When he’d landed in Tallahassee, he’d contacted Mark Lyman, a deputy marshal he’d worked with on a case in the Caribbean a year ago.
He’d given him the same story he’d given Sharrow, about the phony Collierville raid and the laptop and the subsequent need to get Jessica Meeks into immediate protective custody.
Only this time, the need was genuine. But not because of some fictitious surveillance stills.
Because of him.
He’d borrowed the deputy’s vehicle and driven like hell to Panama City Beach. The view out the window had been monotonous: stands of slash pine and the yellowing grass verge of the interstate, pocked with divots of sand as white as snow.

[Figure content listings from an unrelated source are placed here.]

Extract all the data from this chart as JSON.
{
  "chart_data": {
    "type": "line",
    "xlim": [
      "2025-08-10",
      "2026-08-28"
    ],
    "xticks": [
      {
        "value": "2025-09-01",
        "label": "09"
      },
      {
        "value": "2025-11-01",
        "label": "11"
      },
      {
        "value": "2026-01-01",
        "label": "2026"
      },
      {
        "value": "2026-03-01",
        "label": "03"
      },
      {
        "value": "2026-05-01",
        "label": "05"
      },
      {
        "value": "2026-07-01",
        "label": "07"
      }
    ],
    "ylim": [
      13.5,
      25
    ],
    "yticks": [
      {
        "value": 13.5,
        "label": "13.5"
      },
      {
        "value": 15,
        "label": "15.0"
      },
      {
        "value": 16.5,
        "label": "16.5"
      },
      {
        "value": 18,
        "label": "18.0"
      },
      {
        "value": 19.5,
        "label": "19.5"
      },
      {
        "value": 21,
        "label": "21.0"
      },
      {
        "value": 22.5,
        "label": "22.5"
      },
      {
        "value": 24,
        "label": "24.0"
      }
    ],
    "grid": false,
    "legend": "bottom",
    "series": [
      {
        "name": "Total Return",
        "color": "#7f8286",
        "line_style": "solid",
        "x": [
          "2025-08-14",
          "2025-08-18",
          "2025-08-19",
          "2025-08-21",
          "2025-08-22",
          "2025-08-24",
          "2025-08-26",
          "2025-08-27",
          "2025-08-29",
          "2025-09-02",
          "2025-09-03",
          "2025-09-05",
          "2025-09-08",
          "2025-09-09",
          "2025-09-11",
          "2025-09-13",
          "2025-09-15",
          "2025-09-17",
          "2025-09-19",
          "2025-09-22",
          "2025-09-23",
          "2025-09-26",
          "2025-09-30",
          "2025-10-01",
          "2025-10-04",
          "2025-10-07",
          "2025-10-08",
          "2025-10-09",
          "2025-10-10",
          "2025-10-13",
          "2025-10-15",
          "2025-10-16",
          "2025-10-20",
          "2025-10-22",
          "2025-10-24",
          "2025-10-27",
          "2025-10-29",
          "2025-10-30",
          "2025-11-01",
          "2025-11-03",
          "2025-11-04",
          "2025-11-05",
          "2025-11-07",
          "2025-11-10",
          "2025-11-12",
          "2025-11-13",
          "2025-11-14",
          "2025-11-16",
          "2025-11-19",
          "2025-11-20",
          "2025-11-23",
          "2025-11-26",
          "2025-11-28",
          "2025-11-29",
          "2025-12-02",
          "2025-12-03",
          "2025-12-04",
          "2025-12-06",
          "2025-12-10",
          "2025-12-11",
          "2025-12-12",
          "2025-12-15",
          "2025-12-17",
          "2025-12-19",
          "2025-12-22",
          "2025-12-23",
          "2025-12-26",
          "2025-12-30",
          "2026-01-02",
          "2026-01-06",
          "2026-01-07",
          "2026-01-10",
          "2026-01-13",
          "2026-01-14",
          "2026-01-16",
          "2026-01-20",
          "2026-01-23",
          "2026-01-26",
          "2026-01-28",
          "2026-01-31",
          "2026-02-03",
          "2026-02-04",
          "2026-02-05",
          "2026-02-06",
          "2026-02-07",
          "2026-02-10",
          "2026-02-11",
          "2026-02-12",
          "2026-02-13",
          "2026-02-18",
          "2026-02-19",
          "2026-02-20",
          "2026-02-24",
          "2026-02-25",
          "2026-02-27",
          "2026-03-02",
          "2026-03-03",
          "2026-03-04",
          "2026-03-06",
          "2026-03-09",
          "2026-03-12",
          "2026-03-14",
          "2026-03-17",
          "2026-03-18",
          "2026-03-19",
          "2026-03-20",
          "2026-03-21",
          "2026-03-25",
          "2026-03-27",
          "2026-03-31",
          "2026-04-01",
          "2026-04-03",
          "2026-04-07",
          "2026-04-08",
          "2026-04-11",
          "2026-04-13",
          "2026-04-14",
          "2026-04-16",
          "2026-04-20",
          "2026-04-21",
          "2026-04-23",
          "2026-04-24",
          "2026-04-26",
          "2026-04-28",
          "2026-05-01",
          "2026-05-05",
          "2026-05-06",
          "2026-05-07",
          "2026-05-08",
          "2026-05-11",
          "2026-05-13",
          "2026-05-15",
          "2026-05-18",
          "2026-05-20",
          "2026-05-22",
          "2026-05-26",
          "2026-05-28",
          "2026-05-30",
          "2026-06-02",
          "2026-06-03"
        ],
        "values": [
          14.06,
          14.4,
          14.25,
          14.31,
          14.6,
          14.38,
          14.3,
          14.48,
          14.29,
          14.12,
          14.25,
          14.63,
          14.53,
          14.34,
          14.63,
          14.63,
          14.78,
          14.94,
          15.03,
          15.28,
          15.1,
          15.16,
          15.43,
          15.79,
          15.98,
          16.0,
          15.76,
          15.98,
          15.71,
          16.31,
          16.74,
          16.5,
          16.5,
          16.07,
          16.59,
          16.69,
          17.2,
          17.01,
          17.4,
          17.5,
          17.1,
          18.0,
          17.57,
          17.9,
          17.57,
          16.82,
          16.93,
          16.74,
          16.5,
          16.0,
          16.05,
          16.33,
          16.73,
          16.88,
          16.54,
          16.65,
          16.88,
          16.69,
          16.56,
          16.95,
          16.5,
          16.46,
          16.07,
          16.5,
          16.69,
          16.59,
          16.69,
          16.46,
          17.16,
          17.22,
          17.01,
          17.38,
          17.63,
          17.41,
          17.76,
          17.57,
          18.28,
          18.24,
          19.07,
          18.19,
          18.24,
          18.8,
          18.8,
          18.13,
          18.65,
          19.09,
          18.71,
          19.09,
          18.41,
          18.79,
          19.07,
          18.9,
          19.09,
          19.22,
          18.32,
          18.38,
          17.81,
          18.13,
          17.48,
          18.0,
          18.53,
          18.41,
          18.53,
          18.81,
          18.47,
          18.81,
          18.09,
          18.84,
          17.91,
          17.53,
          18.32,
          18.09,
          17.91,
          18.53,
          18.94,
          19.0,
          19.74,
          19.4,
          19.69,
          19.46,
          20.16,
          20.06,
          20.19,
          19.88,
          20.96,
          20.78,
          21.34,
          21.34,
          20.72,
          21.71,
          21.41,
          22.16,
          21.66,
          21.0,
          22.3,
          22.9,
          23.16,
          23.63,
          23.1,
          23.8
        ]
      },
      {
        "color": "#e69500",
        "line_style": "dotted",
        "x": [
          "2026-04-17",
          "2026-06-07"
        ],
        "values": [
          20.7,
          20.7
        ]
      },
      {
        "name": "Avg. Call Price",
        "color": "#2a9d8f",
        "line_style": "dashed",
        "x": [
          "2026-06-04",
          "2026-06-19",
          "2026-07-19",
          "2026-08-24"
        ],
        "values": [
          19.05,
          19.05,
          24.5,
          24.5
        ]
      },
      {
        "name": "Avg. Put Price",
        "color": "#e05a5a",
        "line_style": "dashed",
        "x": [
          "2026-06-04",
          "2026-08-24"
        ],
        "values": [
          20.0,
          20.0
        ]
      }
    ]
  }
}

A little over two hours later, he’d arrived at Meek’s house. Flashing blue lights painted the ransacked building in an eerie glow, and the officers’ grim faces spoke of a horrifying scene.
He’d been too late.
When he’d discovered that the woman hadn’t been home during the invasion, that she’d been at work, he’d nearly dropped to his knees in relief. He’d raced to Femme Fatale in time to find her safe and sound. Albeit scantily clad.
And he’d known the moment he’d laid eyes on her, he couldn’t let anything happen to her. He was going to get her to that neutral site in Baton Rouge if it killed him.
It nearly had. And yet he’d still failed.
Now she was lost and alone and terrified. And it was all his fault.
It occurred to him now, sitting on that log in the middle of nowhere, that it was always going to end this way. That at some point, someone was going to investigate his story. Someone was going to put the pieces together and realize the whole thing was a lie.
Jessica would have figured it all out eventually, too. In his heart of hearts, he’d known that all along, too. Which made all his hopes for some kind of a…thing working out between them seem even more futile.
What on earth had he been thinking? That he’d get to live happily ever after with the woman he’d sold out to the men who were trying to kill her?
He stared down that muddy road in the direction she’d had gone. And was reminded with a sickening jolt that those same men were still out there.